Nous avons opéré un petit sondage dans l’Encyclopedia Universalis, dans des articles de sciences humaines diverses, en y cherchant des procès explicites de légitimation. Le sujet ou légitimant est généralement une idée ou un corps d’idées (loi, science...), tandis que le légitimé est de l’ordre des idées, de l’action ou du pouvoir. La légitimation, c’est le plus souvent une idée – dont on perd de vue l’énonciateur – qui légitime soit une idée, soit une action, ou les gens qui en sont porteurs.

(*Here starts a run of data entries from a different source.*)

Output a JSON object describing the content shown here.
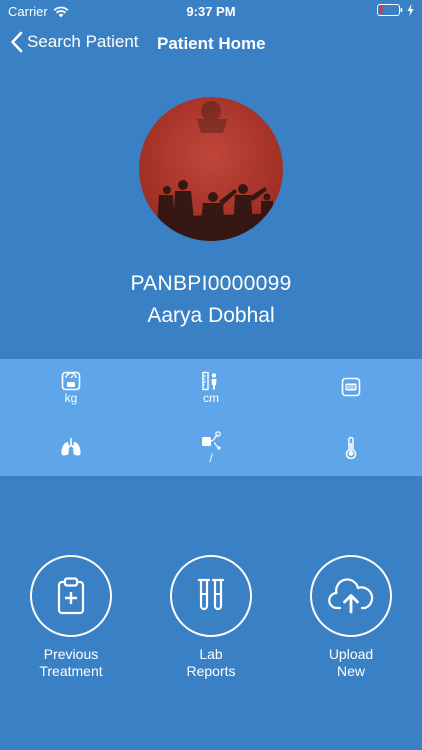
{
  "status_bar": {
    "carrier": "Carrier",
    "time": "9:37 PM"
  },
  "nav": {
    "back_label": "Search Patient",
    "title": "Patient Home"
  },
  "patient": {
    "id": "PANBPI0000099",
    "name": "Aarya Dobhal"
  },
  "vitals": [
    {
      "icon": "weight-scale-icon",
      "unit": "kg"
    },
    {
      "icon": "height-icon",
      "unit": "cm"
    },
    {
      "icon": "bmi-scale-icon",
      "unit": ""
    },
    {
      "icon": "lungs-icon",
      "unit": ""
    },
    {
      "icon": "blood-pressure-icon",
      "unit": "/"
    },
    {
      "icon": "thermometer-icon",
      "unit": ""
    }
  ],
  "actions": {
    "previous_treatment": "Previous\nTreatment",
    "lab_reports": "Lab\nReports",
    "upload_new": "Upload\nNew"
  },
  "colors": {
    "background": "#3a80c4",
    "vitals_strip": "#5ea6e9",
    "avatar_red": "#b53a2e",
    "battery_low": "#e0323c"
  }
}
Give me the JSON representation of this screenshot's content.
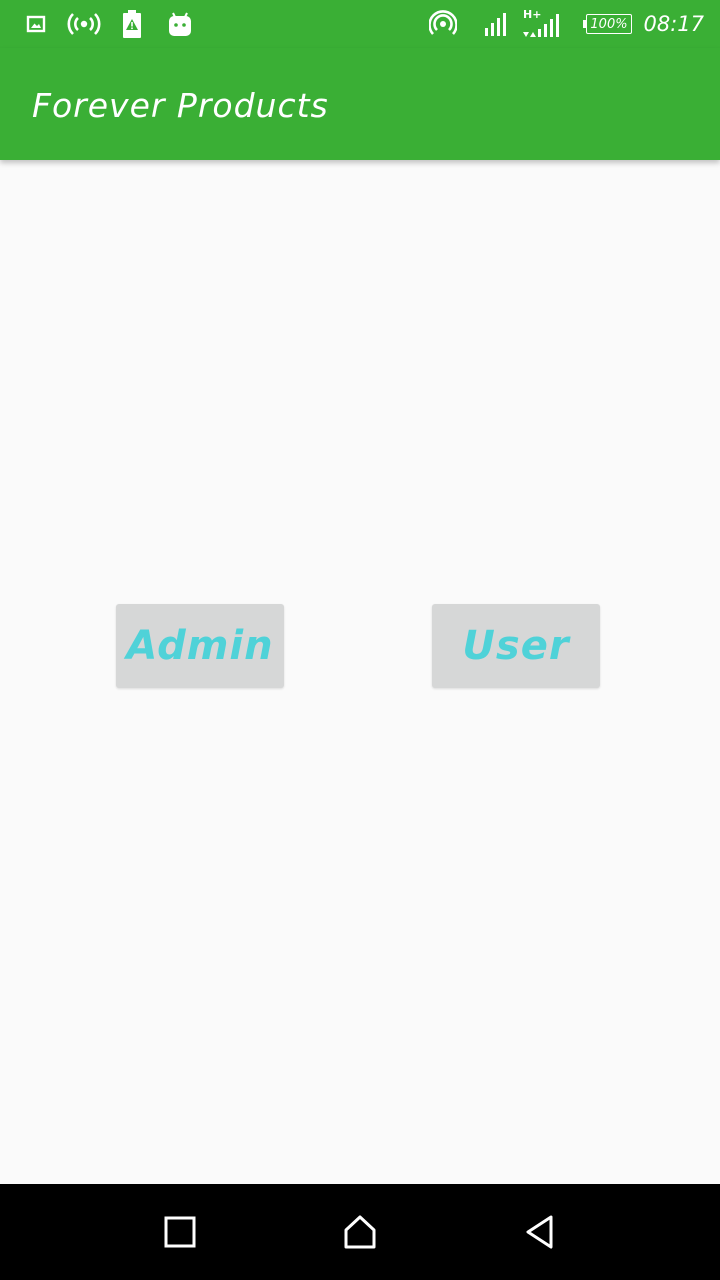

Quant au « légitimisme », il est à la fois jugement et action, par performativité assumée et explicite : ce que l’on juge légitime, on le dit légitime et de ce fait on tend à le rendre légitime. L’énonciateur est présent explicitement, on lui attribue l’énonciation de la légitimité, qui de ce fait perd de son autorité, elle n’est pas légitime par définition.
Le travail scientifique nécessite l’explicitation de l’énonciateur de légitimité. L’expression des idées, et de ce genre d’idées en particulier, fait bien partie de notre objet, la langue. De là vient notre questionnement sur la « langue légitime » : si ce ne sont pas les institutions, qu’est-ce qui la rend légitime, l’érige en légitime ? Quel est le sens de cette légitimité ? Et notre réponse sera d’ordre sociopolitique.
2.1.1 La langue légitime
La notion de langue légitime, posée ici, est connexe à celle de norme : ce qui est « légitime », c’est un certain usage de la langue, c’est-à-dire un sous-ensemble de la langue délimité par certaines normes, explicitement prescriptives ou implicitement admises ou proscrites. Dans ce sens, donc, notre question n’est pas nouvelle. Ce qu’ajoute la notion de légitimité à celle de norme, c’est un élément politique que nous préciserons ensuite.
2.1.2 Normativité et complexité
Les linguistes ont eu des rapports difficiles avec la norme, au moins depuis qu’est apparue l’ambition positiviste d’objectivité descriptive, qui exigeait que la norme prescriptive fût repoussée en dehors de leurs préoccupations. Ils sont longtemps restés prisonniers de cette opposition, jusqu’à l’avancée de la sociolinguistique sur le rôle « complexe » de la norme dans la langue.
Est « complexe », ici, le fait que, de sa parole, le sujet parlant se donne une représentation, qui est – aussi – un intrant de sa parole. De la langue, le linguiste, qui est linguiste et sujet parlant, donne une représentation, qui est un intrant du phénomène langue. Il en découle une conséquence importante : les linguistes sont en quelque sorte instamment priés de prendre position dans les débats de représentation de leur langue, dans les débats fondamentaux de la politique linguistique de leur contexte national. Quel linguiste n’a jamais éprouvé dans la pratique quotidienne la difficulté de séparer position sociopolitique et position scientifique ?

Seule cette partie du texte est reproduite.